Hay otro dato relevante que muestra el trabajo de la cámara sectorial y es que el último pico de actividad se dio en abril de 2023, es decir que en poco tiempo más se cumplirán tres años. A lo largo de ese período hubo más bajas que alzas y hoy la actividad se encuentra incluso por debajo de junio de 2024, cuando había tocado un piso para luego intentar recuperarse. Esto último duró apenas unos meses: hasta febrero del año pasado, cuando ingresó nuevamente en la pendiente en la cual todavía navega.

También hay, del otro lado del platillo, preocupaciones por una amenaza que cada vez se asemeja más a una realidad: el crecimiento de las importaciones. En el último año, el ingreso de productos vinculados a la industria metalúrgica creció 50% y encendió todas las alarmas. En ese punto, los empresarios del sector, como sus colegas de otros rubros, insisten con que la apertura de la economía fue a una velocidad mucho mayor de la que se aplicó para dar condiciones de competitividad puertas adentro. La conclusión, aseguran, es que hoy llegan productos a valores que en la Argentina no se pueden producir por los altos costos, especialmente vinculados a presión fiscal y burocrática. Naturalmente, el mayor país de origen de los productos metalúrgicos es China, como ocurre en otros tantos sectores. En segundo lugar se ubica Brasil y completa el podio Estados Unidos. Ante esto, Adimra lanzó un alerta: “Las importaciones de productos metalúrgicos se encuentran en niveles históricamente altos y crecen, en promedio, a una tasa mensual del 3,5% (tomando como base mediados del 2024) en un contexto de caída de la producción local”.

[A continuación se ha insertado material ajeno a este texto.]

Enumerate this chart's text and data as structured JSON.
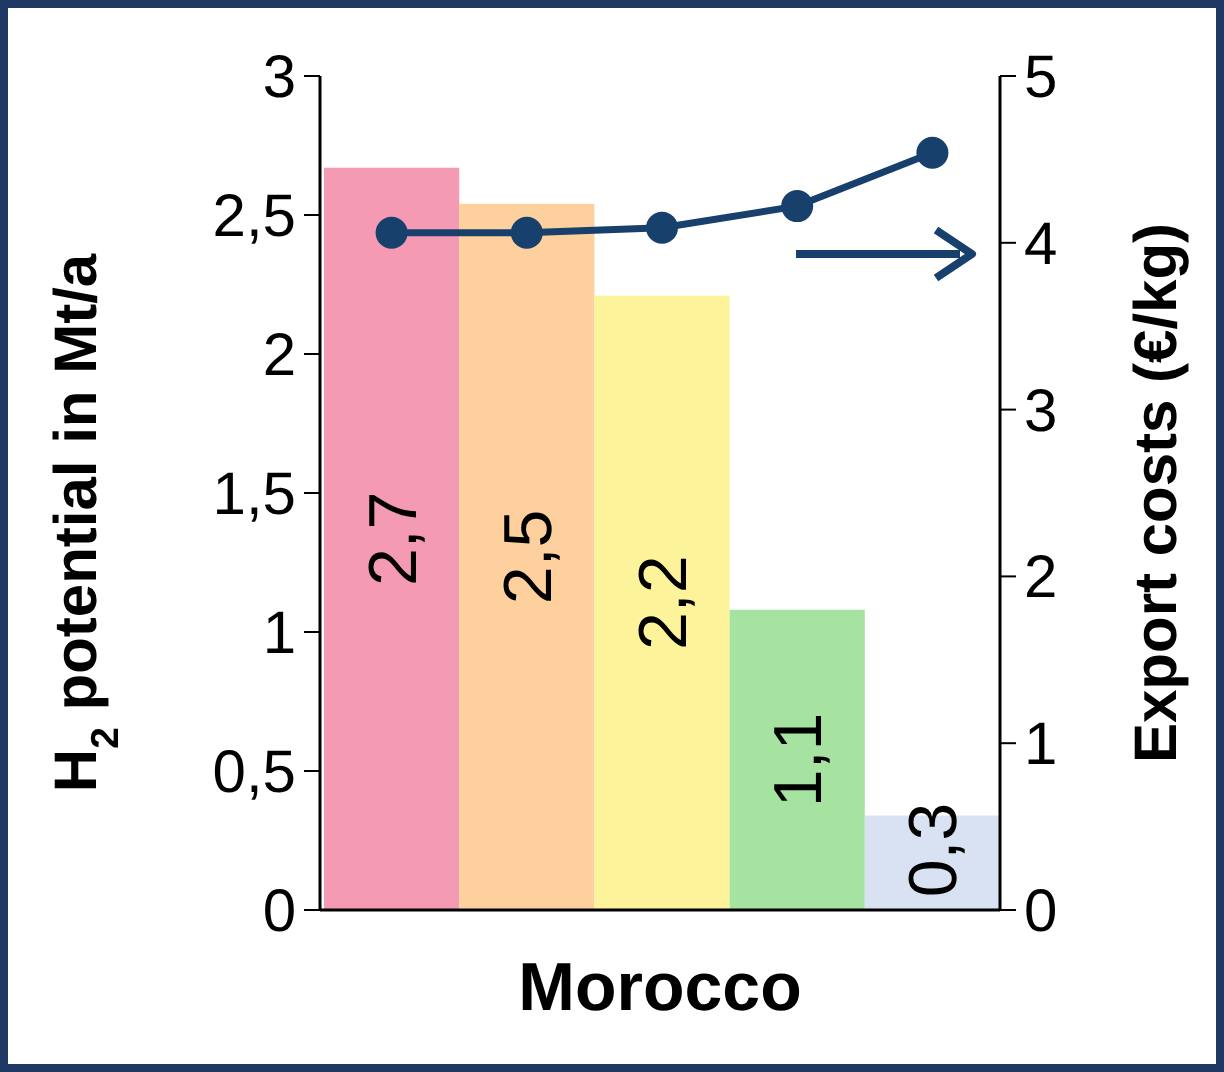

Por último, hacia futuro, en producción, demanda interna, utilización de la capacidad instalada e inversión, se observa una alta proporción de empresas que anticipa cambios, predominando claramente las expectativas de caída. Esto sugiere un escenario de corrección esperado de manera extendida en los principales determinantes del nivel de actividad.

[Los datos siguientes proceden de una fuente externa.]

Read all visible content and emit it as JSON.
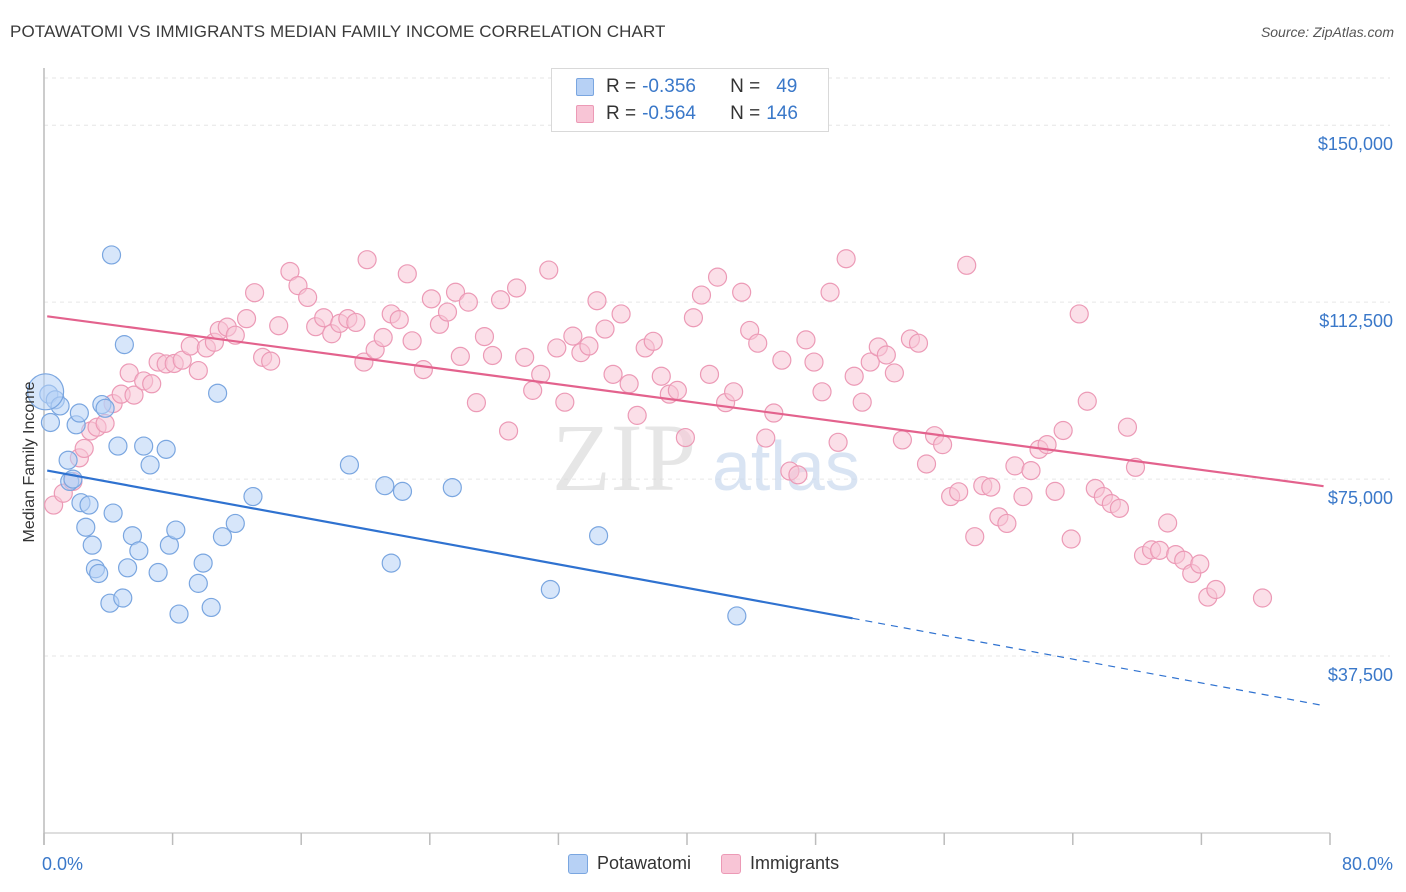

En empleo, en cambio, prevalece una postura más cautelosa. La mayoría de las empresas no prevé modificaciones significativas en el corto plazo, aunque entre aquellas que sí esperan cambios, domina el sesgo negativo.

Por su parte, la demanda externa muestra un comportamiento más estable: son menos las empresas que anticipan variaciones, y las expectativas de caída aparecen de forma más moderada, sin señales de impulso que compensen la debilidad del mercado interno.